At the autumn period of Philip’s greatest successes, the colonists packed off the Praying Indians from Natick and the other towns just before the harvest and shipped them down Boston Harbor to Deer Island. There they were left, women and children and old men indifferently, to shift for themselves on that bleak drumlin lying open to the Atlantic. Eliot went to the water front to see the miserable converts embark, his most faithful among them—his ministers, his teachers, his interpreters. Whenever he could he visited them that winter, bringing small amounts of corn, provisions, and odds and ends of clothes. Those who survived did so for the most part by grubbing for clams and shellfish, threatened even there by some of the more hotheaded colonists, who as a reprisal for burnt villages were for going to Deer Island to kill the lot.

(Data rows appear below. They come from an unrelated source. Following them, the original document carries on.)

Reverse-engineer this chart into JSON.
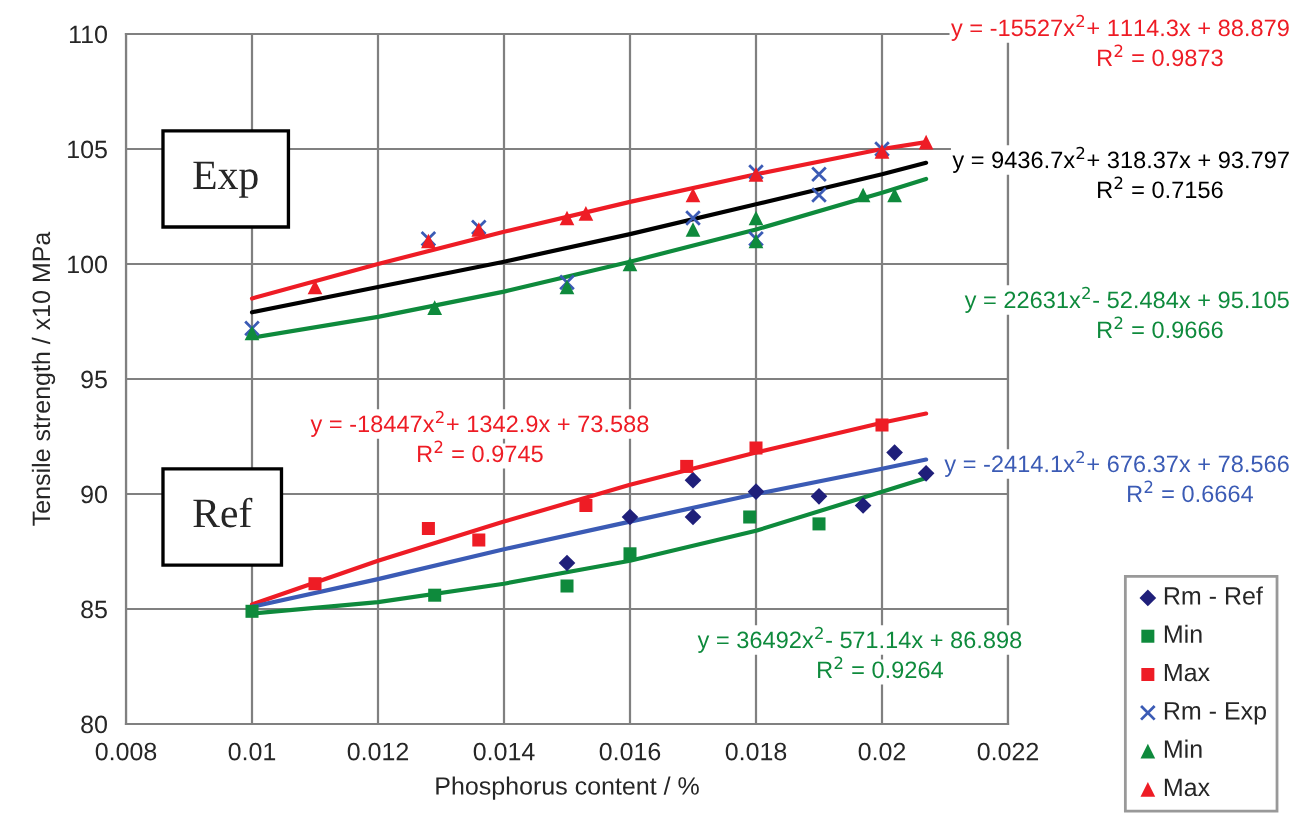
{
  "chart_data": {
    "type": "scatter",
    "xlabel": "Phosphorus content / %",
    "ylabel": "Tensile strength / x10 MPa",
    "xlim": [
      0.008,
      0.022
    ],
    "xticks": [
      0.008,
      0.01,
      0.012,
      0.014,
      0.016,
      0.018,
      0.02,
      0.022
    ],
    "ylim": [
      80,
      110
    ],
    "yticks": [
      80,
      85,
      90,
      95,
      100,
      105,
      110
    ],
    "grid": true,
    "legend": "bottom right",
    "series": [
      {
        "name": "Rm - Ref",
        "color": "#1f1f7a",
        "marker": "diamond",
        "x": [
          0.015,
          0.016,
          0.017,
          0.017,
          0.018,
          0.019,
          0.0197,
          0.0202,
          0.0207
        ],
        "values": [
          87.0,
          89.0,
          90.6,
          89.0,
          90.1,
          89.9,
          89.5,
          91.8,
          90.9
        ]
      },
      {
        "name": "Min",
        "color": "#0e8a3c",
        "marker": "square",
        "x": [
          0.01,
          0.0129,
          0.015,
          0.016,
          0.0179,
          0.019
        ],
        "values": [
          84.9,
          85.6,
          86.0,
          87.4,
          89.0,
          88.7
        ]
      },
      {
        "name": "Max",
        "color": "#ee1c25",
        "marker": "square",
        "x": [
          0.011,
          0.0128,
          0.0136,
          0.0153,
          0.0169,
          0.018,
          0.02
        ],
        "values": [
          86.1,
          88.5,
          88.0,
          89.5,
          91.2,
          92.0,
          93.0
        ]
      },
      {
        "name": "Rm - Exp",
        "color": "#3b5bb5",
        "marker": "cross",
        "x": [
          0.01,
          0.0128,
          0.0136,
          0.015,
          0.017,
          0.018,
          0.018,
          0.019,
          0.019,
          0.02
        ],
        "values": [
          97.2,
          101.1,
          101.6,
          99.2,
          102.0,
          101.1,
          104.0,
          103.9,
          103.0,
          105.0
        ]
      },
      {
        "name": "Min",
        "color": "#0e8a3c",
        "marker": "triangle",
        "x": [
          0.01,
          0.0129,
          0.015,
          0.016,
          0.017,
          0.018,
          0.018,
          0.0197,
          0.0202
        ],
        "values": [
          97.0,
          98.1,
          99.0,
          100.0,
          101.5,
          102.0,
          101.0,
          103.0,
          103.0
        ]
      },
      {
        "name": "Max",
        "color": "#ee1c25",
        "marker": "triangle",
        "x": [
          0.011,
          0.0128,
          0.0136,
          0.015,
          0.0153,
          0.017,
          0.018,
          0.02,
          0.0207
        ],
        "values": [
          99.0,
          101.0,
          101.5,
          102.0,
          102.2,
          103.0,
          103.9,
          104.9,
          105.3
        ]
      },
      {
        "type": "line",
        "color": "#ee1c25",
        "x": [
          0.01,
          0.012,
          0.014,
          0.016,
          0.018,
          0.02,
          0.0207
        ],
        "values": [
          98.5,
          100.0,
          101.4,
          102.7,
          103.9,
          105.0,
          105.3
        ]
      },
      {
        "type": "line",
        "color": "#000000",
        "x": [
          0.01,
          0.012,
          0.014,
          0.016,
          0.018,
          0.02,
          0.0207
        ],
        "values": [
          97.9,
          99.0,
          100.1,
          101.3,
          102.6,
          103.9,
          104.4
        ]
      },
      {
        "type": "line",
        "color": "#0e8a3c",
        "x": [
          0.01,
          0.012,
          0.014,
          0.016,
          0.018,
          0.02,
          0.0207
        ],
        "values": [
          96.8,
          97.7,
          98.8,
          100.1,
          101.5,
          103.1,
          103.7
        ]
      },
      {
        "type": "line",
        "color": "#ee1c25",
        "x": [
          0.01,
          0.012,
          0.014,
          0.016,
          0.018,
          0.02,
          0.0207
        ],
        "values": [
          85.2,
          87.1,
          88.8,
          90.4,
          91.8,
          93.1,
          93.5
        ]
      },
      {
        "type": "line",
        "color": "#3b5bb5",
        "x": [
          0.01,
          0.012,
          0.014,
          0.016,
          0.018,
          0.02,
          0.0207
        ],
        "values": [
          85.1,
          86.3,
          87.6,
          88.8,
          90.0,
          91.1,
          91.5
        ]
      },
      {
        "type": "line",
        "color": "#0e8a3c",
        "x": [
          0.01,
          0.012,
          0.014,
          0.016,
          0.018,
          0.02,
          0.0207
        ],
        "values": [
          84.8,
          85.3,
          86.1,
          87.1,
          88.4,
          90.1,
          90.7
        ]
      }
    ],
    "annotations": [
      "Exp",
      "Ref",
      "y = -15527x$^{2}$+ 1114.3x + 88.879",
      "R$^{2}$ = 0.9873",
      "y = 9436.7x$^{2}$+ 318.37x + 93.797",
      "R$^{2}$ = 0.7156",
      "y = 22631x$^{2}$- 52.484x + 95.105",
      "R$^{2}$ = 0.9666",
      "y = -18447x$^{2}$+ 1342.9x + 73.588",
      "R$^{2}$ = 0.9745",
      "y = -2414.1x$^{2}$+ 676.37x + 78.566",
      "R$^{2}$ = 0.6664",
      "y = 36492x$^{2}$- 571.14x + 86.898",
      "R$^{2}$ = 0.9264"
    ]
  }
}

Yet through all their wretchedness the Indians still remained firm in their affection for Eliot. And when some of the less fanatical and more practical-minded colonists decided to try to raise an Indian scouting company from among them, sixty volunteered. In the end, Indian aid to the English was substantial. The Praying Indians, resuming their forest ways, killed over 400 of the enemy, and Gookin maintained that they “turned y e balance to y e English side, so that y e enemy went down y e wind amain.”
The war lasted until the middle of the following year. Philip was finally surrounded and brought to bay in Mount Hope Swamp in Rhode Island, a Praying Indian firing the shot that finished him. The militiamen found him lying in the mud, “a doleful, great, naked, dirty beast.” They cut off his head and brought it to Plymouth, where it stood impaled for the next quarter of a century.
With the end of this threat the Praying Indians were allowed to leave Deer Island for their old homes, but only a poor minority survived. Whatever creative spark Eliot had managed to kindle in them had gone out. The end of Philip was the knell of the Massachusetts Indians. Over Eliot’s distressed protests the war captives, including Philip’s wife and young children, were sold into slavery in the West Indies. Where fourteen thriving Indian towns had existed, there were now only four listless and dwindling settlements.
The London society, however, continued its help. Most of the Indian Bibles had been burnt or destroyed during the war, and Eliot prepared a revised edition with the help of his friend John Cotton of Plymouth, who knew the language even better than he did. He still visited his remaining Indians when he could, although less frequently now that old age was on him.
John Eliot was to live another fifteen years, a patriarchal figure, revered now in the harmlessness of his broken dream, one of the last thin links with that first generation from across the ocean. His Praying Indians were no longer a problem in the expanding colony, and the bitterness was glossed over now. From Roxbury to Boston he had become such a time-accustomed figure over half a century that he seemed almost beyond time, and a saying grew up that Massachusetts could not come to an end as long as the Reverend John Eliot lived.
He himself knew that his time was almost out and how vain most of it had been. “There is a cloud,” he wrote finally, “a dark cloud upon the work of the Gospel among the poor Indians.”
He lived to see his wife Anne and four of his six children with Christ, his Cromwell with Christ, Charles with the Devil, God’s Commonwealth pilloried, and every hand against his copper-colored children. And he remembered his Up-Biblum . Cotton Mather, pursuing a fancy of which he was fond, discovered that the anagram of his name was Toile.